6. Janji Jeno

2K 93 4
                                        

Jeni tidak pulang ke rumah. Nessa menyadari setelah ia melihat jam dinding, sudah lewat tengah malam tapi tidak mendengar suara Jeni di dalam rumah.

Kamar Jeni kamar kosong dan dingin.  Jeno sudah tidur dengan Allison di dadanya. Nessa mendekati suaminya, membangunkannya dengan cara menepuknya dengan lembut.
Jeno membuka matanya yang masih mengantuk.

"Aku tidak bisa menghubungi Jeni, dia belum pulang." bisiknya. Jeno bergerak, menegakkan tubuhnya perlahan supaya tidak membangunkan putrinya. Allison menggeliat, Jeno mendesis sambil menepuk bokong bayi itu dengan lembut.

"Aku akan mencarinya." kata Jeno.

"Ya, lakukan cepat! Aku sangat khawatir setelah tadi kalian bertengkar."

Dalam sekejap Allison telah berpindah dalam gendongan Nessa. Kebetulan sudah waktunya bayi itu menyusu. Jeno bergerak keluar.

"Jeno, kalau kau menemukannya, tolong jangan marahi dia lagi ok? Aku tahu dia sangat marah pada dirinya sendiri."  Nessa memperingatkan suaminya.

"Ya." Jeno mengangguk. Jeno tidak tahu akan mencari adiknya di mana, semua teman-temannya tidak tahu keberadaan Jeni.

Jeno duduk di kursi bersandaran tinggi dengan perasaan gelisah.  Jeno memang bertengkar hebat dengan Jeni ketika adiknya itu menolak menikah. Jeno menjelaskan bahwa undangan sudah di sebarkan, Wedding Organizers sudah mengatur semua dengan sempurna. Jeni bahkan sudah membawa pulang gaun pengantin yang dia inginkan.

Hanya tinggal menunggu hari peristiwa suci itu akan terlaksana, tapi Jeni begitu cepat berubah pikiran karena ia kecewa pada tunangannya yang berselingkuh. Jeni tidak mau lagi menerima Romeo dengan alasan apapun, tapi Jeno memaksa dengan alasan tidak mau mempertaruhkan harga diri Geronimo. Geronimo tidak mau menanggung malu atas batalnya pernikahan Jeni dengan Romeo Adiaksa.

Tiba-tiba ponsel yang sedang di genggamnya bergetar. Jeno melihat nama Edward mengiriminya pesan.

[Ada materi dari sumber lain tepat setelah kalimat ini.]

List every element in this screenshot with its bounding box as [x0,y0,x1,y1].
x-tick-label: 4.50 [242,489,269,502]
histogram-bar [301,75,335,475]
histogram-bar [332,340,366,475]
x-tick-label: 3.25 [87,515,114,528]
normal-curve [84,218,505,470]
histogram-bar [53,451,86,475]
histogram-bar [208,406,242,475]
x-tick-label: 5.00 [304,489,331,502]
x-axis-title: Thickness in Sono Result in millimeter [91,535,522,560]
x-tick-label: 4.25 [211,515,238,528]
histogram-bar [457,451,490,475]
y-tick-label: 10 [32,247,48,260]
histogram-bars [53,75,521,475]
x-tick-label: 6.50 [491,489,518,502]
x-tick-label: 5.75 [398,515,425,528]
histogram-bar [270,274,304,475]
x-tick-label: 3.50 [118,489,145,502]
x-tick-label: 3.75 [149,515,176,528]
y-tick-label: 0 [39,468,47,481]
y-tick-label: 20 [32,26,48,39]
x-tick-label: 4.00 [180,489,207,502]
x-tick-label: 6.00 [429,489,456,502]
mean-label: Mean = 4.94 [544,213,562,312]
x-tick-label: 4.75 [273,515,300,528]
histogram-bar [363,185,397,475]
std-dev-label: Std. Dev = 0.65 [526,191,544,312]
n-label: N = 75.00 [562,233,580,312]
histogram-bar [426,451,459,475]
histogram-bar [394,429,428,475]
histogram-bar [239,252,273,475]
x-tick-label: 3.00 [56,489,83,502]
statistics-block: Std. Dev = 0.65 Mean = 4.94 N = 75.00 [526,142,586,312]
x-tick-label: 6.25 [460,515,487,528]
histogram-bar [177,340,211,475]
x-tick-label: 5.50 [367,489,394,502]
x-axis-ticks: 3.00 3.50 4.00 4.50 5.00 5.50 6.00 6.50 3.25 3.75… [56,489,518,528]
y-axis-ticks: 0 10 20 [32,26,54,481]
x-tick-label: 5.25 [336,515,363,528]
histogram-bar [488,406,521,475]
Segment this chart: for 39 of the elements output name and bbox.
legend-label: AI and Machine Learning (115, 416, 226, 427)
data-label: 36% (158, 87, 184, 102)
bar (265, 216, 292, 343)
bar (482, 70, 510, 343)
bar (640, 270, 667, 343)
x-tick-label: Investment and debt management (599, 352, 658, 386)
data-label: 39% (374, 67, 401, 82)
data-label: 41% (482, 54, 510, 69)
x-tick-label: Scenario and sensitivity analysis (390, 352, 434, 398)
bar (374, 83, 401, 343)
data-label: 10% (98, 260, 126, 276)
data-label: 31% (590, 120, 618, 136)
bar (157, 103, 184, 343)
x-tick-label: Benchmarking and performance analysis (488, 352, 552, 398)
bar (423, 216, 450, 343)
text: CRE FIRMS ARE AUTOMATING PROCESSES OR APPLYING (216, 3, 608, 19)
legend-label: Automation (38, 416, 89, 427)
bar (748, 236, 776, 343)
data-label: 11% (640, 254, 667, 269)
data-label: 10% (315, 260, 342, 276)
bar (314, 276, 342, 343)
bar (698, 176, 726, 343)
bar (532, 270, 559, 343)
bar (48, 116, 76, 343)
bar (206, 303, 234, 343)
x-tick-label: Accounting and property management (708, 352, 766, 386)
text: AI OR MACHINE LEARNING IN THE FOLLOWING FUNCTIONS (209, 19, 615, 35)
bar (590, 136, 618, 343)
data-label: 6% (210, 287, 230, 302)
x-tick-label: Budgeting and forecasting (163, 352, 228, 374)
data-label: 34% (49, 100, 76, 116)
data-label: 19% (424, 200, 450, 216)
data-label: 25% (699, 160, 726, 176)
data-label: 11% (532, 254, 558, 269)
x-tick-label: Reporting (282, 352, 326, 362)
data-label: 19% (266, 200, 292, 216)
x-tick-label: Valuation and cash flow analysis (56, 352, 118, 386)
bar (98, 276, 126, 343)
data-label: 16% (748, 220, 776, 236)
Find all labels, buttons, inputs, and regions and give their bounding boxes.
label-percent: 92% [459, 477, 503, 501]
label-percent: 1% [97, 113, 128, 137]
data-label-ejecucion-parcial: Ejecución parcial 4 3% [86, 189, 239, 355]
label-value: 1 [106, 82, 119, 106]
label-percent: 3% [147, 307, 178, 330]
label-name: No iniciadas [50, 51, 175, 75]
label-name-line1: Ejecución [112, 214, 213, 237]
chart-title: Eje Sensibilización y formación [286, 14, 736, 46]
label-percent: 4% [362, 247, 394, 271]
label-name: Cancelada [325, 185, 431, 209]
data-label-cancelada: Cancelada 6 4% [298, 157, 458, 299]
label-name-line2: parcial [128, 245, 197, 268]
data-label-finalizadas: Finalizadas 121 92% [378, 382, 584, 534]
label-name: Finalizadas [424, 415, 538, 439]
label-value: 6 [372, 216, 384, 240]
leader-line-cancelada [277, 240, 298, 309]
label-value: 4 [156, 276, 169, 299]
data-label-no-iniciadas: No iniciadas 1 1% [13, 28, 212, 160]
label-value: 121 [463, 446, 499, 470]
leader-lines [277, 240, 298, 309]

"Aku melihat Jeni, dia di Orchid Night Club, sedang mabuk."

Dengan gerakan super cepat dia berdiri. Ia segera meraih kunci mobilnya lalu meninggalkan rumah. Jeno memacu mobilnya ke arah tempat yang di tunjuk oleh Edward. Benar saja, Jeno melihat Jeni sudah ambruk, tubuhnya menelungkup di atas meja tanpa seorangpun peduli padanya. Jeno bersyukur karena adiknya tidak di isengi laki-laki hidung belang.

Percayalah Jeno, ada sepasang mata elang mengawasi keberadaan Jeni di sana sehingga Jeni tetap aman di sana meskipun ia mabuk hingga tidak sadarkan diri, karena terlalu banyak minum.

Sebenarnya Jeni tidak pandai minum alkohol karena tidak terbiasa, tapi kali ini gadis itu meminumnya karena putus asa.

Jeno membawa pulang adiknya. Jeni tersadar walaupun dengan kepalanya sakit dan tubuhnya sempoyongan. Dia marah pada Jeno sambil menangis karena kecewa.

"Aku hanya ingin di mengerti sekali ini saja, kenapa kamu tidak bisa menerimaku?"

Jeni mengamuk, menangis sambil memukul -mukul dada Jeno. Jeno tidak melawan, ia membiarkan Jeni melakukan apa yang ingin ia lakukan terhadapnya.

"Aku sedang membuatmu bertanggung jawab dengan apa yang sudah kamu lakukan, Jeni." kata Jeno parau.

"Aku tahu, aku terlalu cepat mengambil keputusan, di batalkan lebih baik dari pada aku menyesal."

"Jeni, maafkan aku oke? Aku akan menjagamu, aku janji aku tidak akan membiarkan Romeo melakukan kecurangan padamu."

Jeno melihat pipi Jeni yang basah, wajahnya pucat dan sangat sedih. Lama-lama Jeni merasa mual, muak akan basa-basi Jeno yang sama sekali tidak mengerti perasaannya.